JACKIE Baillie clashed with SNP MP David Linden after she claimed that people should support Labour because child poverty in Scotland is “too high”.
Appearing on Channel 4, Linden interrupted to ask what “parallel universe” Baillie was talking from, given that UK Labour supports the two-child cap on benefits.
Keir Starmer has refused to commit to scrapping the Tories’ policy, which prevents a person from claiming benefits for third or subsequent children, unless they can prove the child is a result of rape.
Scottish Labour has tried to play both sides, calling the policy “heinous” while also backing Starmer’s position.
Michael Shanks, the Labour candidate in the Rutherglen and Hamilton West by-election race to replace Margaret Ferrier, has claimed on the campaign trail that he would rebel against his party leader over the two-child cap.
The issue was brought up repeatedly as Baillie and Linden both appeared on Channel 4 to talk about the Rutherglen and Hamilton West by-election.
Asked if Labour were offering change, Linden responded: “The idea that the Labour Party somehow offers change will be met with a degree of incredulity in Rutherglen and Hamilton West given that we have a Labour Party that is thirled to the disgraceful two-child policy and appears also to support the Bedroom Tax.
“So I think when Jackie Baillie and her colleagues are going round the doors in Rutherglen and Hamilton West they will have to explain how they offer change whilst being thirled to Tory policy.”
In turn, Baillie (below) said she had been round “many, many doors in Rutherglen and Hamilton West and people are saying they think Scottish Labour can be the change that this constituency needs and indeed that the country needs”.
She claimed that a vote for Labour was an opportunity to both “boot out the Tories in No10” and hold the SNP government “to account”.
But Linden said that, while knocking doors, SNP campaigners had been hearing people ask: “Who is Keir Starmer? What does he stand for?”
He said that voters in Scotland saw Starmer only as a “pale imitation of the Tories”.
Baillie was then asked if Scotland’s voice at Westminster wouldn’t be better served by a large SNP group rather than a “bunch of compliant Scottish Labour MPs who have to subjugate their opposition to Keir Starmer’s policies”.

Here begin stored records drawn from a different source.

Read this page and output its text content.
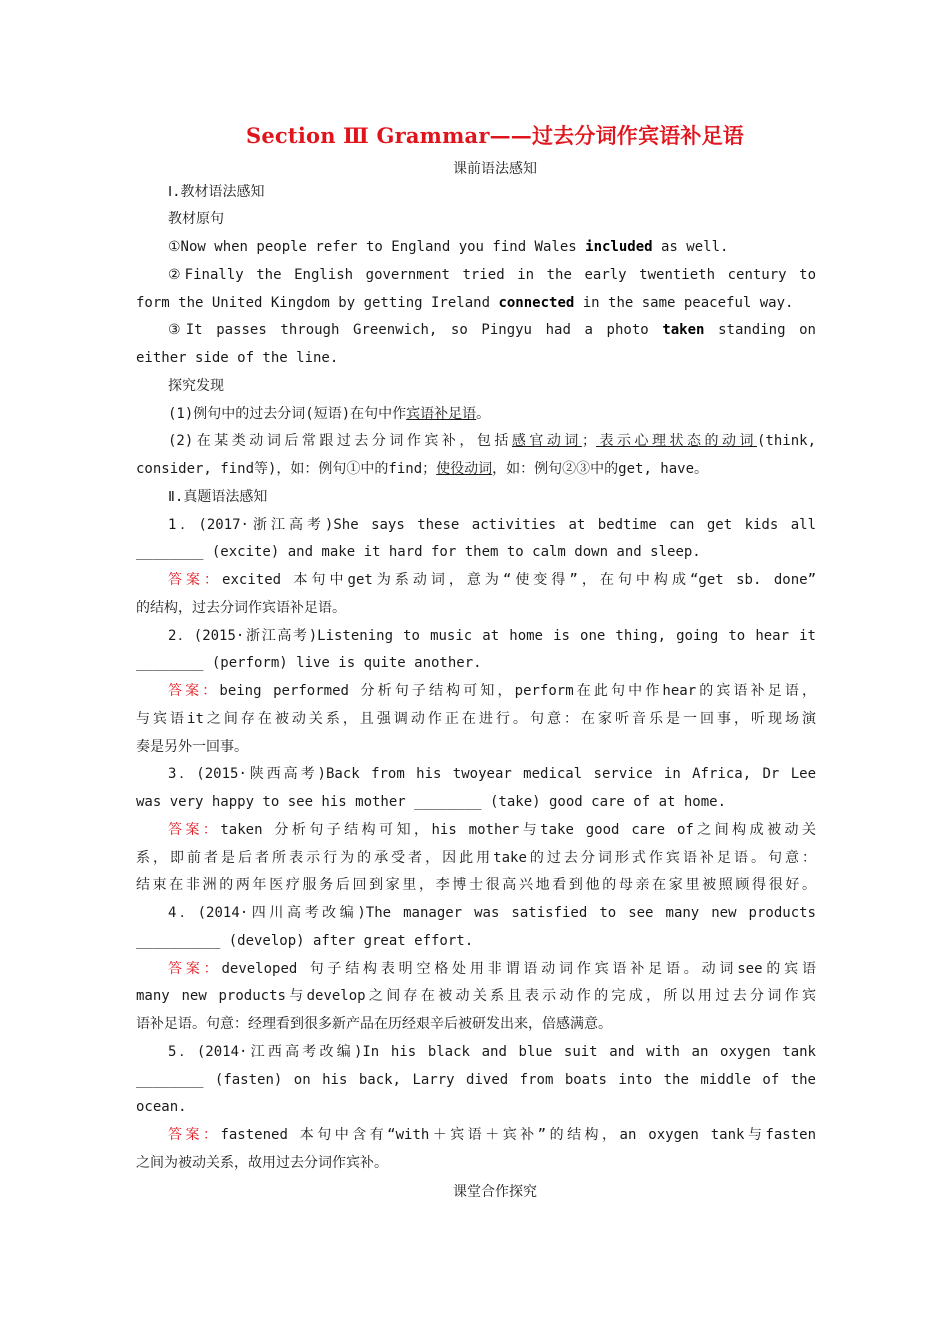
Section Ⅲ Grammar——过去分词作宾语补足语
课前语法感知
Ⅰ.教材语法感知
教材原句
①Now when people refer to England you find Wales included as well.
②Finally the English government tried in the early twentieth century to
form the United Kingdom by getting Ireland connected in the same peaceful way.
③It passes through Greenwich, so Pingyu had a photo taken standing on
either side of the line.
探究发现
(1)例句中的过去分词(短语)在句中作宾语补足语。
(2)在某类动词后常跟过去分词作宾补，包括感官动词；表示心理状态的动词(think,
consider, find等)，如：例句①中的find；使役动词，如：例句②③中的get, have。
Ⅱ.真题语法感知
1．(2017·浙江高考)She says these activities at bedtime can get kids all
________ (excite) and make it hard for them to calm down and sleep.
答案：excited 本句中get为系动词，意为“使变得”，在句中构成“get sb. done”
的结构，过去分词作宾语补足语。
2．(2015·浙江高考)Listening to music at home is one thing, going to hear it
________ (perform) live is quite another.
答案：being performed 分析句子结构可知，perform在此句中作hear的宾语补足语，
与宾语it之间存在被动关系，且强调动作正在进行。句意：在家听音乐是一回事，听现场演
奏是另外一回事。
3．(2015·陕西高考)Back from his twoyear medical service in Africa, Dr Lee
was very happy to see his mother ________ (take) good care of at home.
答案：taken 分析句子结构可知，his mother与take good care of之间构成被动关
系，即前者是后者所表示行为的承受者，因此用take的过去分词形式作宾语补足语。句意：
结束在非洲的两年医疗服务后回到家里，李博士很高兴地看到他的母亲在家里被照顾得很好。
4．(2014·四川高考改编)The manager was satisfied to see many new products
__________ (develop) after great effort.
答案：developed 句子结构表明空格处用非谓语动词作宾语补足语。动词see的宾语
many new products与develop之间存在被动关系且表示动作的完成，所以用过去分词作宾
语补足语。句意：经理看到很多新产品在历经艰辛后被研发出来，倍感满意。
5．(2014·江西高考改编)In his black and blue suit and with an oxygen tank
________ (fasten) on his back, Larry dived from boats into the middle of the
ocean.
答案：fastened 本句中含有“with＋宾语＋宾补”的结构，an oxygen tank与fasten
之间为被动关系，故用过去分词作宾补。
课堂合作探究
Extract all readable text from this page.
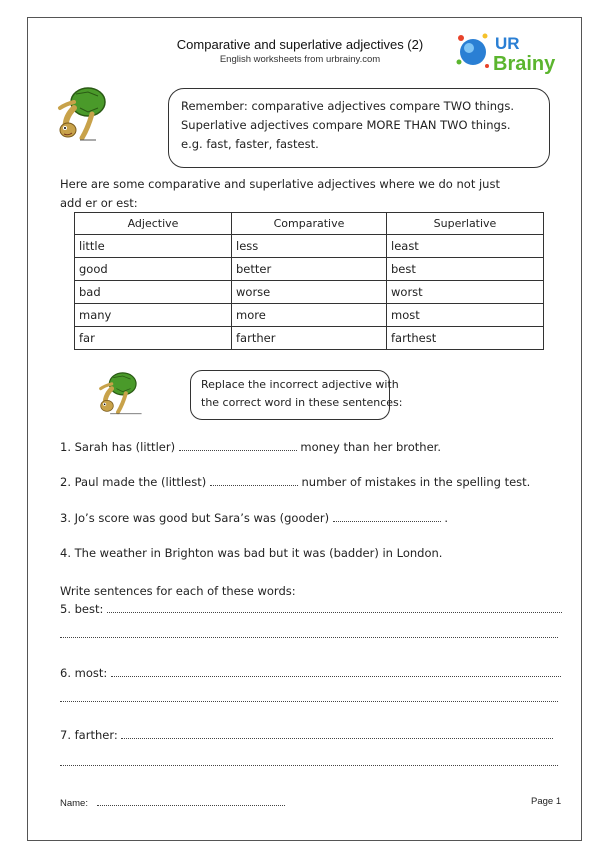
Comparative and superlative adjectives (2)
English worksheets from urbrainy.com
UR
Brainy

Remember: comparative adjectives compare TWO things.

Superlative adjectives compare MORE THAN TWO things.

e.g. fast, faster, fastest.

Here are some comparative and superlative adjectives where we do not just
add er or est:
Adjective	Comparative	Superlative
little	less	least
good	better	best
bad	worse	worst
many	more	most
far	farther	farthest

Replace the incorrect adjective with

the correct word in these sentences:

1. Sarah has (littler)	money than her brother.
2. Paul made the (littlest)	number of mistakes in the spelling test.
3. Jo’s score was good but Sara’s was (gooder)	.
4. The weather in Brighton was bad but it was (badder) in London.
Write sentences for each of these words:
5. best:
6. most:
7. farther:
Name:	Page 1
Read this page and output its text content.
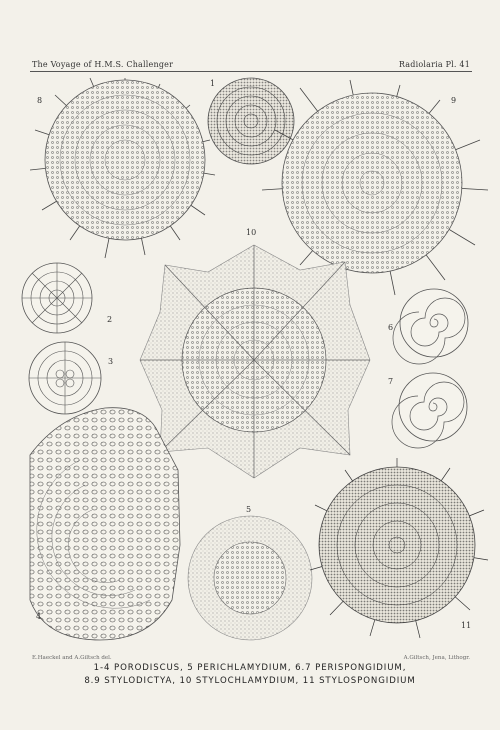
The Voyage of H.M.S. Challenger	Radiolaria Pl. 41
8
1
9
10
2
3
6
7
4
5
11
E.Haeckel and A.Giltsch del.	A.Giltsch, Jena, Lithogr.
1-4 PORODISCUS, 5 PERICHLAMYDIUM, 6.7 PERISPONGIDIUM,
8.9 STYLODICTYA, 10 STYLOCHLAMYDIUM, 11 STYLOSPONGIDIUM
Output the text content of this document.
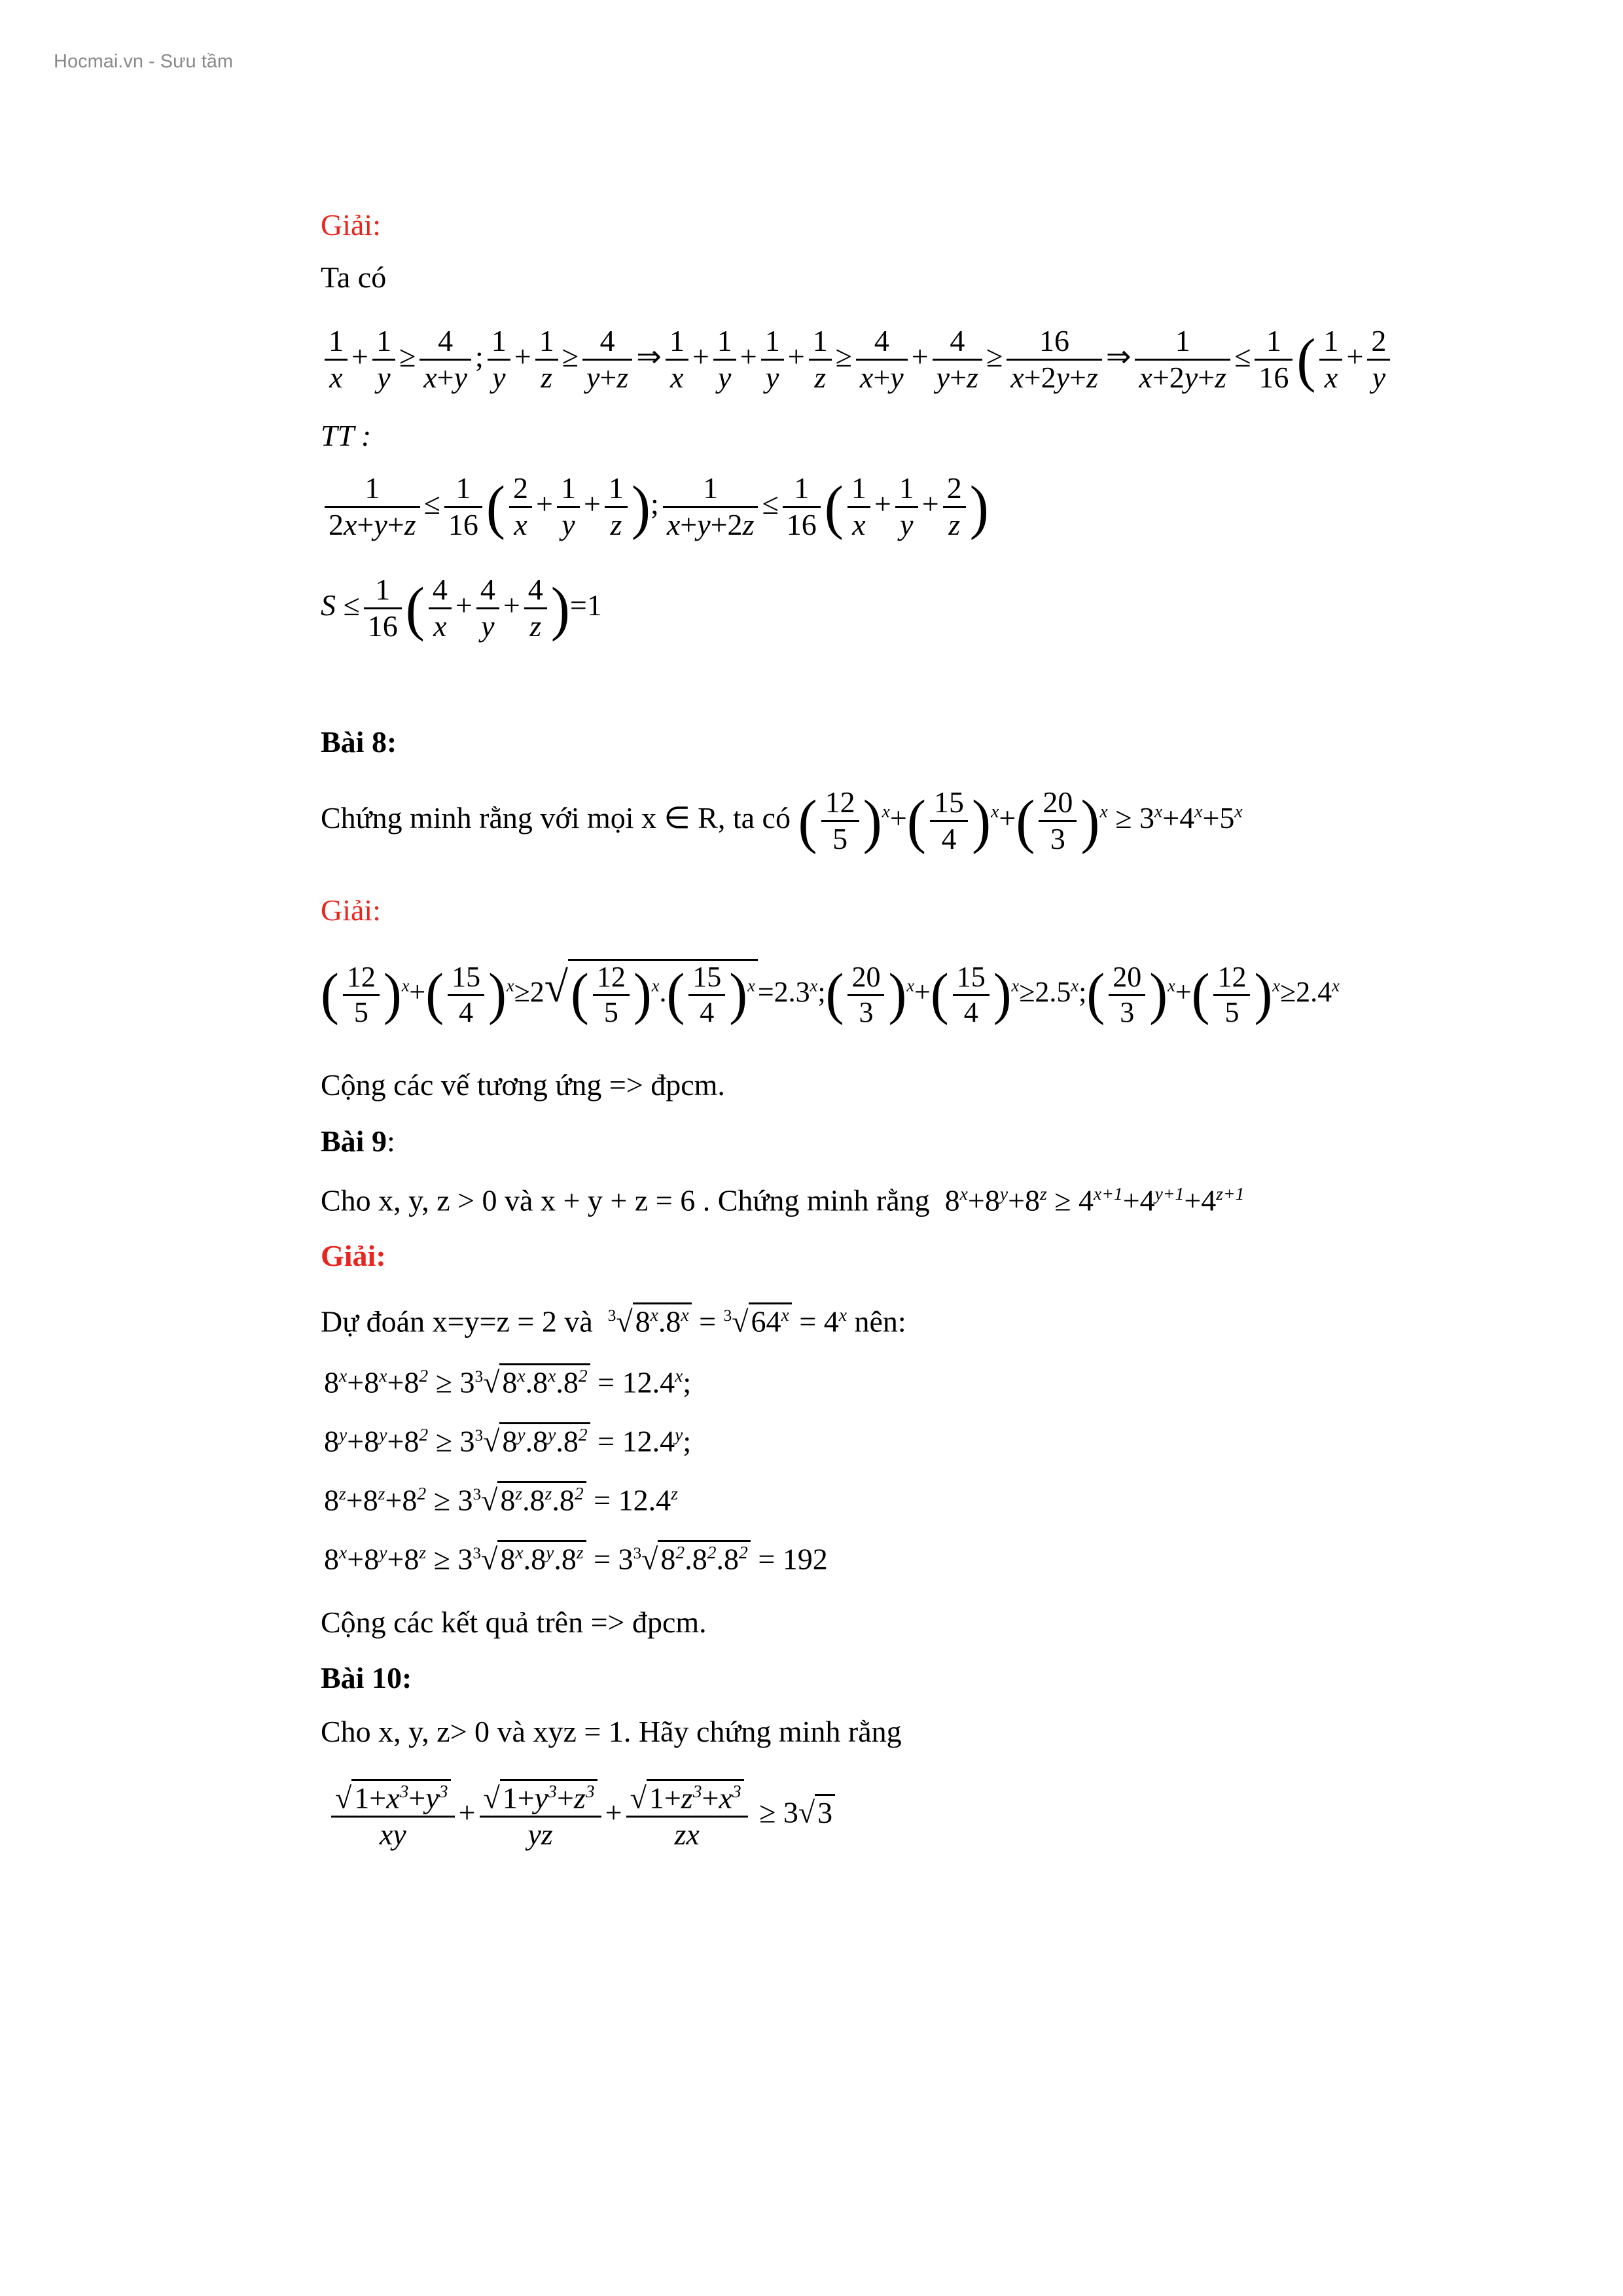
Hocmai.vn - Sưu tầm
Giải:
Ta có
$\frac{1}{x} + \frac{1}{y} \ge \frac{4}{x+y}$ ; $\frac{1}{y} + \frac{1}{z} \ge \frac{4}{y+z}$ ⇒ $\frac{1}{x} + \frac{1}{y} + \frac{1}{y} + \frac{1}{z} \ge \frac{4}{x+y} + \frac{4}{y+z} \ge \frac{16}{x+2y+z}$ ⇒ $\frac{1}{x+2y+z} \le \frac{1}{16}$ ( $\frac{1}{x} + \frac{2}{y}$
TT :
$\frac{1}{2x+y+z} \le \frac{1}{16}$ ( $\frac{2}{x} + \frac{1}{y} + \frac{1}{z}$ ); $\frac{1}{x+y+2z} \le \frac{1}{16}$ ( $\frac{1}{x} + \frac{1}{y} + \frac{2}{z}$ )
$S \le \frac{1}{16}$ ( $\frac{4}{x} + \frac{4}{y} + \frac{4}{z} )=1$
Bài 8:
Chứng minh rằng với mọi x ∈ R, ta có ( $\frac{12}{5} )^x+( \frac{15}{4} )^x+( \frac{20}{3} )^x \ge 3^x+4^x+5^x$
Giải:
( $\frac{12}{5} )^x+( \frac{15}{4} )^x\ge 2√( \frac{12}{5} )^x.( \frac{15}{4}$ )$^x=2.3^x;( \frac{20}{3} )^x+( \frac{15}{4}$ )$^x\ge 2.5^x;( \frac{20}{3} )^x+( \frac{12}{5} )^x\ge 2.4^x$
Cộng các vế tương ứng => đpcm.
Bài 9:
Cho x, y, z > 0 và x + y + z = 6 . Chứng minh rằng
$8^x+8^y+8^z \ge 4^{x+1}+4^{y+1}+4^{z+1}$
Giải:
Dự đoán x=y=z = 2 và $^3√8^x.8^x = ^3√64^x = 4^x$ nên:
$8^x+8^x+8^2 \ge 3^3√8^x.8^x.8^2 = 12.4^x$;
$8^y+8^y+8^2 \ge 3^3√8^y.8^y.8^2 = 12.4^y$;
$8^z+8^z+8^2 \ge 3^3√8^z.8^z.8^2 = 12.4^z$
$8^x+8^y+8^z \ge 3^3√8^x.8^y.8^z = 3^3√8^2.8^2.8^2 = 192$
Cộng các kết quả trên => đpcm.
Bài 10:
Cho x, y, z> 0 và xyz = 1. Hãy chứng minh rằng
$\frac{√1+x^3+y^3}{xy} + \frac{√1+y^3+z^3}{yz} + \frac{√1+z^3+x^3}{zx} \ge 3√3$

The Scottish Labour depute leader rejected the characterisation, saying her MPs would “stand up for people in Scotland”.
She went on: “We have had, frankly, a number of SNP MPs down at Westminster and they have not changed anything. Child poverty in Scotland, under their watch, remains too high.”
Here, Linden cut in: “In what parallel universe does Jackie have the temerity to lecture us on child poverty when her party supports a two-child limit?"
Baillie then cut in herself, saying: “I’m in Rutherglen, you’re not.”
But Linden went on: “A two-child limit that is tantamount to social engineering.”
Baillie then insisted that Labour had plans for an “ambitious child poverty strategy”.
Figures published in March showed that UK-wide child poverty figures were five percentage points higher than in Scotland.
Those figures only covered the period to March 2022, before the full roll-out of the Scottish Child Payment.
This policy, which is Scotland exclusive, sees every child north of the Border paid £25 per week regardless of their birth order.
It will go some way to mitigating the Tories’ two-child benefit cap, with an expert from the Institute for Fiscal Studies (IFS) saying earlier this month that the payment’s impact was likely to be “really quite significant”.
The Rutherglen and Hamilton West by-election is expected to take place in the autumn, with October a tentative date.
It was necessitated after Ferrier, a formerly SNP MP, was removed by her constituents through a recall petition.